Directly opposite Teatro San Carlo, admire the stunning Galleria Umberto I, stopping to rest with a traditional sfogliatella and espresso. Nearby, you can get your coffee fix at the landmark Caffè Gambrinus, one of the most storied in Naples.
After visiting Piazza Plebiscito and its highlights, stop for lunch in one of the many authentic trattorias in the Quartieri Spagnoli, a working-class district that was famous until just a few years ago for being a dangerous center of crime but is now one of the most picturesque and traditional neighborhoods in the city. Weave through its warren of narrow lanes to dine at Locanda Dei Borboni or Trattoria 'A Pignata, try the pasta, fagioli, and seafood dish at Trattoria Antica Capri (pictured here), or savor the famed pasta e patate at Nennella (keep in mind that you may need to wait to get a table).

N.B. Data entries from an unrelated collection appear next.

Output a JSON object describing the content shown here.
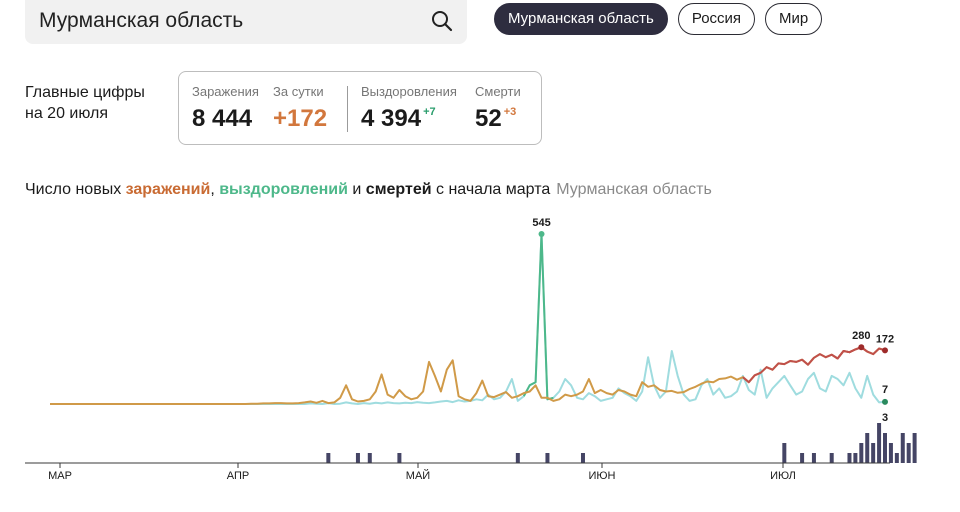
{
  "search": {
    "value": "Мурманская область"
  },
  "tabs": [
    {
      "label": "Мурманская область",
      "active": true
    },
    {
      "label": "Россия",
      "active": false
    },
    {
      "label": "Мир",
      "active": false
    }
  ],
  "heading": {
    "line1": "Главные цифры",
    "line2": "на 20 июля"
  },
  "stats": {
    "infections": {
      "label": "Заражения",
      "value": "8 444"
    },
    "daily": {
      "label": "За сутки",
      "value": "+172"
    },
    "recoveries": {
      "label": "Выздоровления",
      "value": "4 394",
      "delta": "+7"
    },
    "deaths": {
      "label": "Смерти",
      "value": "52",
      "delta": "+3"
    }
  },
  "chart_title": {
    "part1": "Число новых ",
    "infections": "заражений",
    "sep": ", ",
    "recoveries": "выздоровлений",
    "and": " и ",
    "deaths": "смертей",
    "rest": " с начала марта",
    "region": "Мурманская область"
  },
  "colors": {
    "accent_orange": "#c96b33",
    "accent_green": "#4db88a",
    "recovery_line": "#9fdcdf",
    "infection_line": "#d09a48",
    "infection_recent": "#c0504a",
    "deaths_bar": "#454565",
    "tab_active": "#2e2d3f"
  },
  "chart_data": {
    "type": "line",
    "x_axis_labels": [
      "МАР",
      "АПР",
      "МАЙ",
      "ИЮН",
      "ИЮЛ"
    ],
    "series": [
      {
        "name": "заражений",
        "values": [
          0,
          0,
          0,
          0,
          0,
          0,
          0,
          0,
          0,
          0,
          0,
          0,
          0,
          0,
          0,
          0,
          0,
          0,
          0,
          0,
          0,
          0,
          0,
          0,
          0,
          0,
          0,
          0,
          0,
          0,
          0,
          0,
          0,
          0,
          1,
          1,
          2,
          2,
          3,
          3,
          2,
          2,
          3,
          5,
          8,
          4,
          10,
          3,
          5,
          20,
          60,
          15,
          8,
          10,
          15,
          40,
          95,
          30,
          20,
          45,
          25,
          15,
          20,
          40,
          135,
          90,
          40,
          110,
          140,
          25,
          15,
          10,
          35,
          75,
          25,
          22,
          30,
          38,
          20,
          25,
          35,
          40,
          60,
          20,
          20,
          10,
          15,
          30,
          25,
          30,
          40,
          80,
          35,
          45,
          35,
          30,
          45,
          40,
          30,
          25,
          70,
          55,
          60,
          45,
          40,
          42,
          36,
          38,
          48,
          55,
          65,
          72,
          70,
          80,
          82,
          88,
          78,
          86,
          70,
          92,
          100,
          118,
          110,
          130,
          128,
          138,
          135,
          142,
          126,
          148,
          160,
          150,
          158,
          146,
          170,
          166,
          175,
          182,
          168,
          160,
          178,
          172
        ]
      },
      {
        "name": "выздоровлений",
        "values": [
          0,
          0,
          0,
          0,
          0,
          0,
          0,
          0,
          0,
          0,
          0,
          0,
          0,
          0,
          0,
          0,
          0,
          0,
          0,
          0,
          0,
          0,
          0,
          0,
          0,
          0,
          0,
          0,
          0,
          0,
          0,
          0,
          0,
          0,
          0,
          0,
          0,
          0,
          0,
          0,
          0,
          0,
          0,
          0,
          2,
          1,
          0,
          3,
          0,
          1,
          5,
          2,
          0,
          3,
          1,
          4,
          2,
          5,
          3,
          2,
          4,
          3,
          6,
          4,
          3,
          5,
          8,
          10,
          6,
          12,
          8,
          10,
          15,
          12,
          30,
          15,
          20,
          40,
          80,
          10,
          25,
          60,
          70,
          545,
          15,
          20,
          40,
          80,
          60,
          20,
          15,
          35,
          25,
          10,
          15,
          20,
          50,
          35,
          25,
          10,
          40,
          150,
          60,
          20,
          40,
          170,
          90,
          30,
          10,
          15,
          60,
          80,
          30,
          50,
          20,
          25,
          40,
          90,
          45,
          30,
          110,
          20,
          50,
          70,
          90,
          60,
          30,
          40,
          80,
          100,
          50,
          40,
          90,
          80,
          60,
          100,
          50,
          20,
          90,
          30,
          5,
          7
        ]
      }
    ],
    "deaths": [
      0,
      0,
      0,
      0,
      0,
      0,
      0,
      0,
      0,
      0,
      0,
      0,
      0,
      0,
      0,
      0,
      0,
      0,
      0,
      0,
      0,
      0,
      0,
      0,
      0,
      0,
      0,
      0,
      0,
      0,
      0,
      0,
      0,
      0,
      0,
      0,
      0,
      0,
      0,
      0,
      0,
      0,
      0,
      0,
      0,
      0,
      0,
      1,
      0,
      0,
      0,
      0,
      1,
      0,
      1,
      0,
      0,
      0,
      0,
      1,
      0,
      0,
      0,
      0,
      0,
      0,
      0,
      0,
      0,
      0,
      0,
      0,
      0,
      0,
      0,
      0,
      0,
      0,
      0,
      1,
      0,
      0,
      0,
      0,
      1,
      0,
      0,
      0,
      0,
      0,
      1,
      0,
      0,
      0,
      0,
      0,
      0,
      0,
      0,
      0,
      0,
      0,
      0,
      0,
      0,
      0,
      0,
      0,
      0,
      0,
      0,
      0,
      0,
      0,
      0,
      0,
      0,
      0,
      0,
      0,
      0,
      0,
      0,
      0,
      2,
      0,
      0,
      1,
      0,
      1,
      0,
      0,
      1,
      0,
      0,
      1,
      1,
      2,
      3,
      2,
      4,
      3,
      2,
      1,
      3,
      2,
      3
    ],
    "labels": {
      "infections_peak": "280",
      "recoveries_peak": "545",
      "infections_last": "172",
      "recoveries_last": "7",
      "deaths_last": "3"
    },
    "grid": false
  }
}
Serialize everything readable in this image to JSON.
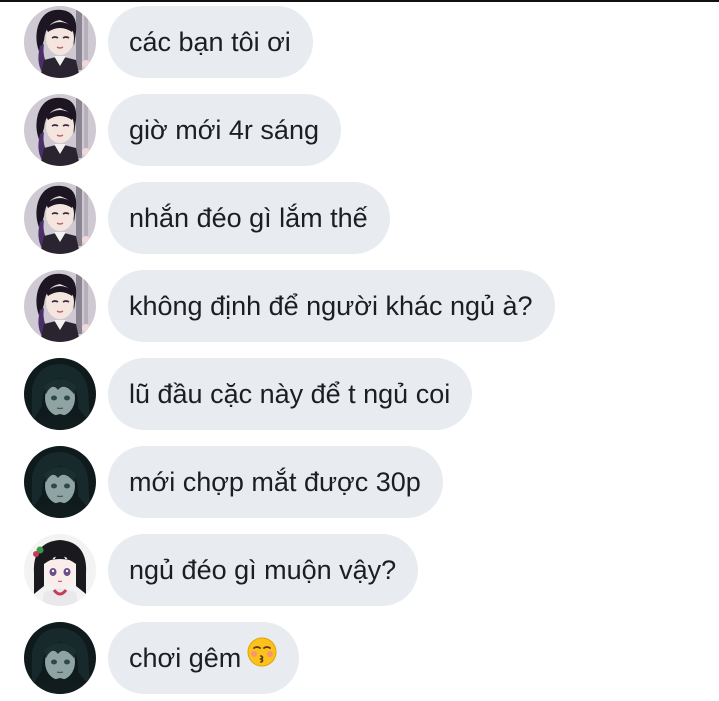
{
  "messages": [
    {
      "avatar": "avatar-purple-hair",
      "text": "các bạn tôi ơi"
    },
    {
      "avatar": "avatar-purple-hair",
      "text": "giờ mới 4r sáng"
    },
    {
      "avatar": "avatar-purple-hair",
      "text": "nhắn đéo gì lắm thế"
    },
    {
      "avatar": "avatar-purple-hair",
      "text": "không định để người khác ngủ à?"
    },
    {
      "avatar": "avatar-dark-teal-hair",
      "text": "lũ đầu cặc này để t ngủ coi"
    },
    {
      "avatar": "avatar-dark-teal-hair",
      "text": "mới chợp mắt được 30p"
    },
    {
      "avatar": "avatar-black-hair-girl",
      "text": "ngủ đéo gì muộn vậy?"
    },
    {
      "avatar": "avatar-dark-teal-hair",
      "text": "chơi gêm",
      "emoji": "kissing-face-emoji"
    }
  ],
  "colors": {
    "bubble": "#e8ebef",
    "text": "#1c1e21",
    "background": "#ffffff"
  }
}
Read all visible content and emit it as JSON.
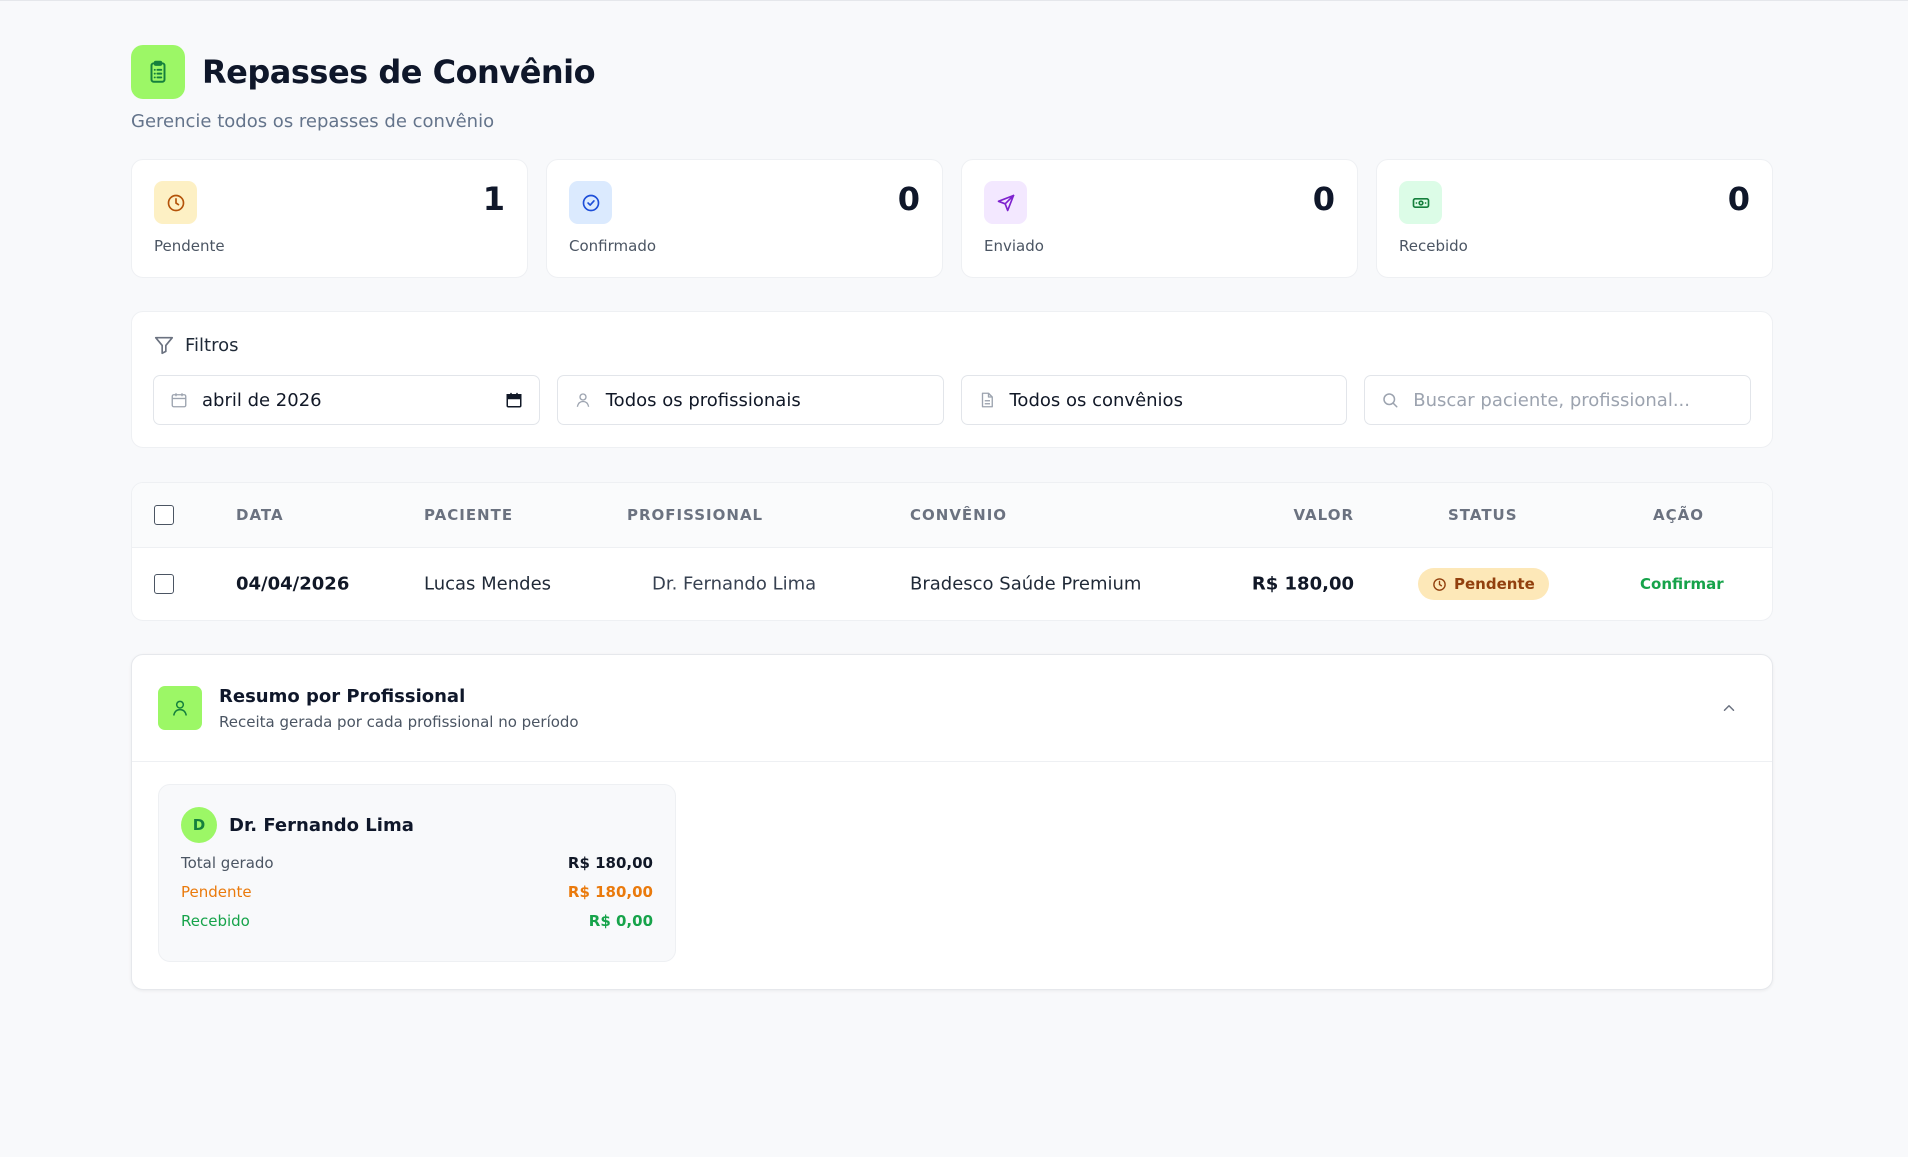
{
  "header": {
    "title": "Repasses de Convênio",
    "subtitle": "Gerencie todos os repasses de convênio"
  },
  "stats": [
    {
      "label": "Pendente",
      "value": "1",
      "icon": "clock-icon",
      "bg": "#fdf0c4",
      "color": "#b45309"
    },
    {
      "label": "Confirmado",
      "value": "0",
      "icon": "check-circle-icon",
      "bg": "#dbeafe",
      "color": "#1d4ed8"
    },
    {
      "label": "Enviado",
      "value": "0",
      "icon": "send-icon",
      "bg": "#f3e8ff",
      "color": "#7e22ce"
    },
    {
      "label": "Recebido",
      "value": "0",
      "icon": "banknote-icon",
      "bg": "#dcfce7",
      "color": "#15803d"
    }
  ],
  "filters": {
    "title": "Filtros",
    "month": "abril de 2026",
    "professional": "Todos os profissionais",
    "insurance": "Todos os convênios",
    "search_placeholder": "Buscar paciente, profissional..."
  },
  "table": {
    "columns": {
      "date": "DATA",
      "patient": "PACIENTE",
      "professional": "PROFISSIONAL",
      "insurance": "CONVÊNIO",
      "value": "VALOR",
      "status": "STATUS",
      "action": "AÇÃO"
    },
    "rows": [
      {
        "date": "04/04/2026",
        "patient": "Lucas Mendes",
        "professional": "Dr. Fernando Lima",
        "insurance": "Bradesco Saúde Premium",
        "value": "R$ 180,00",
        "status": "Pendente",
        "action": "Confirmar"
      }
    ]
  },
  "summary": {
    "title": "Resumo por Profissional",
    "subtitle": "Receita gerada por cada profissional no período",
    "professionals": [
      {
        "initial": "D",
        "name": "Dr. Fernando Lima",
        "total_label": "Total gerado",
        "total_value": "R$ 180,00",
        "pending_label": "Pendente",
        "pending_value": "R$ 180,00",
        "received_label": "Recebido",
        "received_value": "R$ 0,00"
      }
    ]
  },
  "colors": {
    "accent": "#9cf766",
    "success": "#16a34a",
    "warning": "#ea7a0c"
  }
}
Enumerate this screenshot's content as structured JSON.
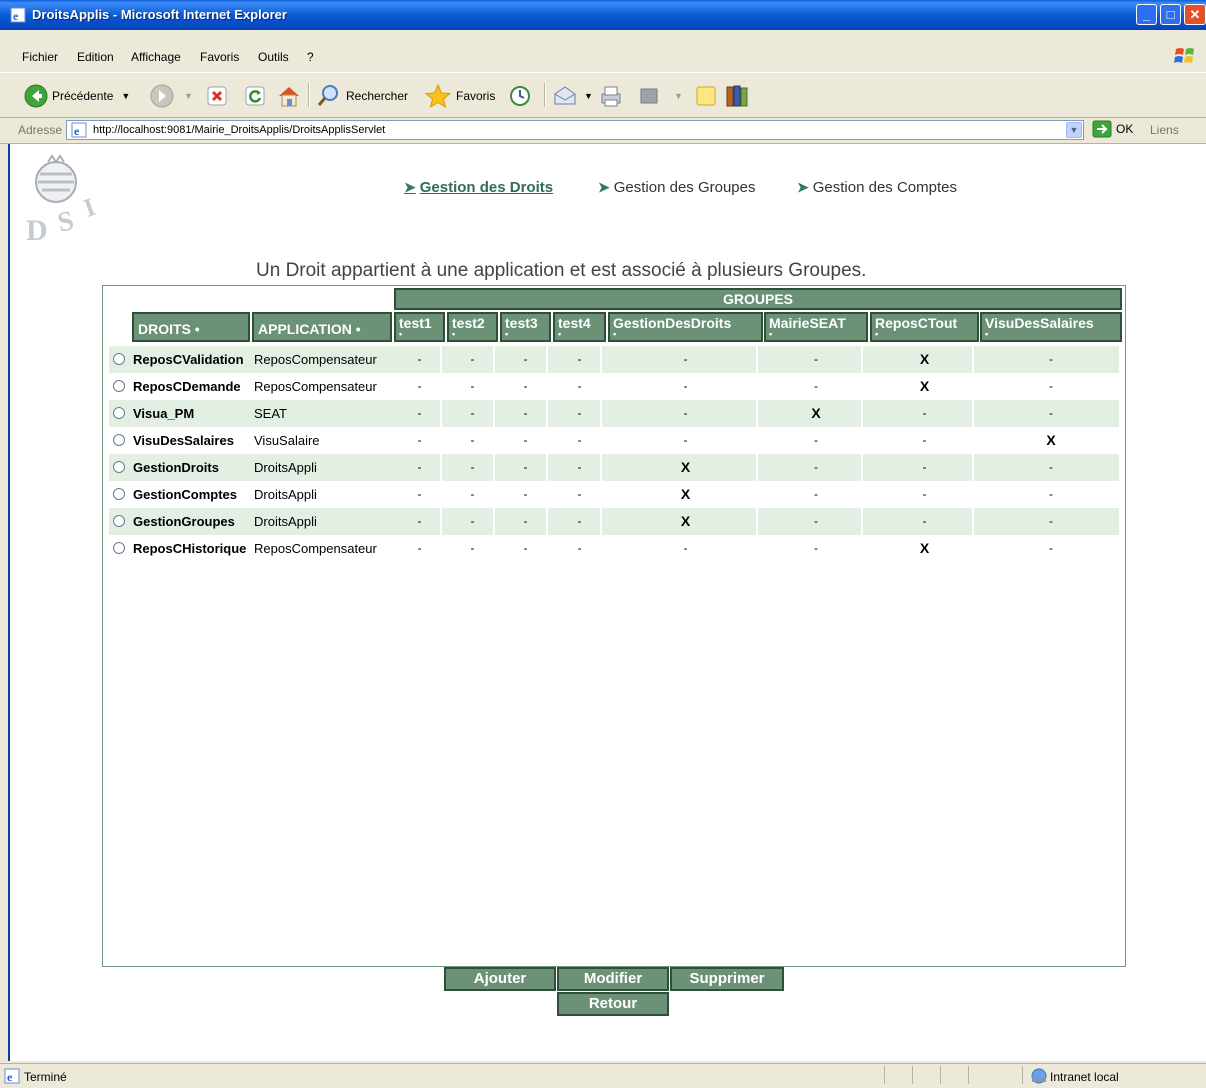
{
  "window": {
    "title": "DroitsApplis - Microsoft Internet Explorer"
  },
  "menu": [
    "Fichier",
    "Edition",
    "Affichage",
    "Favoris",
    "Outils",
    "?"
  ],
  "toolbar": {
    "back": "Précédente",
    "search": "Rechercher",
    "favorites": "Favoris"
  },
  "address": {
    "label": "Adresse",
    "url": "http://localhost:9081/Mairie_DroitsApplis/DroitsApplisServlet",
    "go": "OK",
    "links": "Liens"
  },
  "nav": [
    {
      "label": "Gestion des Droits",
      "active": true
    },
    {
      "label": "Gestion des Groupes",
      "active": false
    },
    {
      "label": "Gestion des Comptes",
      "active": false
    }
  ],
  "subtitle": "Un Droit appartient à une application et est associé à plusieurs Groupes.",
  "table": {
    "groupes_header": "GROUPES",
    "col_droits": "DROITS •",
    "col_application": "APPLICATION •",
    "groups": [
      "test1",
      "test2",
      "test3",
      "test4",
      "GestionDesDroits",
      "MairieSEAT",
      "ReposCTout",
      "VisuDesSalaires"
    ],
    "rows": [
      {
        "droit": "ReposCValidation",
        "application": "ReposCompensateur",
        "cells": [
          "-",
          "-",
          "-",
          "-",
          "-",
          "-",
          "X",
          "-"
        ]
      },
      {
        "droit": "ReposCDemande",
        "application": "ReposCompensateur",
        "cells": [
          "-",
          "-",
          "-",
          "-",
          "-",
          "-",
          "X",
          "-"
        ]
      },
      {
        "droit": "Visua_PM",
        "application": "SEAT",
        "cells": [
          "-",
          "-",
          "-",
          "-",
          "-",
          "X",
          "-",
          "-"
        ]
      },
      {
        "droit": "VisuDesSalaires",
        "application": "VisuSalaire",
        "cells": [
          "-",
          "-",
          "-",
          "-",
          "-",
          "-",
          "-",
          "X"
        ]
      },
      {
        "droit": "GestionDroits",
        "application": "DroitsAppli",
        "cells": [
          "-",
          "-",
          "-",
          "-",
          "X",
          "-",
          "-",
          "-"
        ]
      },
      {
        "droit": "GestionComptes",
        "application": "DroitsAppli",
        "cells": [
          "-",
          "-",
          "-",
          "-",
          "X",
          "-",
          "-",
          "-"
        ]
      },
      {
        "droit": "GestionGroupes",
        "application": "DroitsAppli",
        "cells": [
          "-",
          "-",
          "-",
          "-",
          "X",
          "-",
          "-",
          "-"
        ]
      },
      {
        "droit": "ReposCHistorique",
        "application": "ReposCompensateur",
        "cells": [
          "-",
          "-",
          "-",
          "-",
          "-",
          "-",
          "X",
          "-"
        ]
      }
    ]
  },
  "buttons": {
    "add": "Ajouter",
    "modify": "Modifier",
    "delete": "Supprimer",
    "back": "Retour"
  },
  "status": {
    "text": "Terminé",
    "zone": "Intranet local"
  }
}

Finish off your three days in Naples with a few hours of shopping along nearby Via Chiaia, Piazza dei Martiri, and Via Roma (that most locals continue to call by its historic name of Via Toledo).
Have an extra day?
If you have one more day in Naples, there are a number of excellent city museums that are worth a visit, including Capodimonte and the National Archaeological Museum, one of the most important in Italy. Otherwise, take in the Charterhouse of San Martino and nearby Castel Sant'Elmo, both of which boast sweeping views across the city. You can also organize a day trip to Mt. Vesuvius and the ruins of Pompeii with a rental car or one of the many local tour companies.
With art, history, folklore, and food...your three days in Naples are sure to be unforgettable, and you'll look forward to coming back to explore the surrounding area!